等那几个年轻人将家里的长辈请来,村长这才开始说起他昨日打听到的事:
“我听县里的人说,这次是因为朝廷要征粮,一人要一石粮,咱们县太爷不忍心咱们饿死,所以才关了城门。可这样一来,就是跟朝廷对着干。
“大家以前也都是有头有脸的人。对于这件事,大家怎么看?要怎么样,才能保住咱们村?”

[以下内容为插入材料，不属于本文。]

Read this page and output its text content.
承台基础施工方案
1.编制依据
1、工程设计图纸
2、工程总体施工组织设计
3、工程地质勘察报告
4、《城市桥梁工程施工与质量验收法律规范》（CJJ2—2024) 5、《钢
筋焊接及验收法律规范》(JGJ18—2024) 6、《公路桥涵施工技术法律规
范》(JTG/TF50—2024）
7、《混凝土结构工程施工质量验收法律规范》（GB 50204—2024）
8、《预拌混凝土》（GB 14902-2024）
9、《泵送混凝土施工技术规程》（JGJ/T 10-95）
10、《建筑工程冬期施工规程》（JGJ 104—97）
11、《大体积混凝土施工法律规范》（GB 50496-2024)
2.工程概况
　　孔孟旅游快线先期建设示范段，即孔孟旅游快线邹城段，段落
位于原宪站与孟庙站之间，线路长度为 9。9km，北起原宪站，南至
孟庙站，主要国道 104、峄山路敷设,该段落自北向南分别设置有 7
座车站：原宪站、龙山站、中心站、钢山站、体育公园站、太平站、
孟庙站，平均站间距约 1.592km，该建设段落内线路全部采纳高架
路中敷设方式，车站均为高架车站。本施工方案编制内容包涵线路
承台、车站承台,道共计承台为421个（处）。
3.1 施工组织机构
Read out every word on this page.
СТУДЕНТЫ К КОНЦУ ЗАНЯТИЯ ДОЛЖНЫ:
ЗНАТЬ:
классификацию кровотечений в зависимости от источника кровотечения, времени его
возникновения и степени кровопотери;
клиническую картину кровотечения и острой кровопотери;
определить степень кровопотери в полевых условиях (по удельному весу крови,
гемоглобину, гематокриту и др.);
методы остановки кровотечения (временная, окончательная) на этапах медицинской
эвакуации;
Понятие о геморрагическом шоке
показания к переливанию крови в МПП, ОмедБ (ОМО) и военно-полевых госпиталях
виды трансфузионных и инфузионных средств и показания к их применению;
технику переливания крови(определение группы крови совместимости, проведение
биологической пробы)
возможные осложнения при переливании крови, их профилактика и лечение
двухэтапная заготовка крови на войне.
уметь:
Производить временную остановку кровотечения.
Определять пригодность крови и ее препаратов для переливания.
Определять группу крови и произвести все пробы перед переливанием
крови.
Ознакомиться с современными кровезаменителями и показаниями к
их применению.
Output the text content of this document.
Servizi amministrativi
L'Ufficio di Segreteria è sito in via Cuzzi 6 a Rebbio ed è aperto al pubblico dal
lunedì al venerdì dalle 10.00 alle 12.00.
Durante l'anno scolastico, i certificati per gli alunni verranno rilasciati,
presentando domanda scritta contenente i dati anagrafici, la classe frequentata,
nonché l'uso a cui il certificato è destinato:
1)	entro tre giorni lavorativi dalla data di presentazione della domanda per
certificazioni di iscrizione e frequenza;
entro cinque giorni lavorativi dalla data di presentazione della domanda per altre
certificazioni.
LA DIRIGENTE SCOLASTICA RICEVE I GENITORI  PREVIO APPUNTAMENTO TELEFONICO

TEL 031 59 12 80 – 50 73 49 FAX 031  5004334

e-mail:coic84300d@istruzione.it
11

听完村长的话,几位老人还未发言,一群年轻人便已经义愤填膺:
“干特娘的,反了他!”
然后,不出意料地被自家长辈收拾了。
那一个个巴掌,毫不留情地落在几个年轻人身上:
“能耐的你!啥话也敢说!”
虽说他们心里也是赞同的。
但这会儿大庭广众的,要是被有心人听了去,回头拿他们当投名状投靠朝廷,他们都不知道自已咋死的!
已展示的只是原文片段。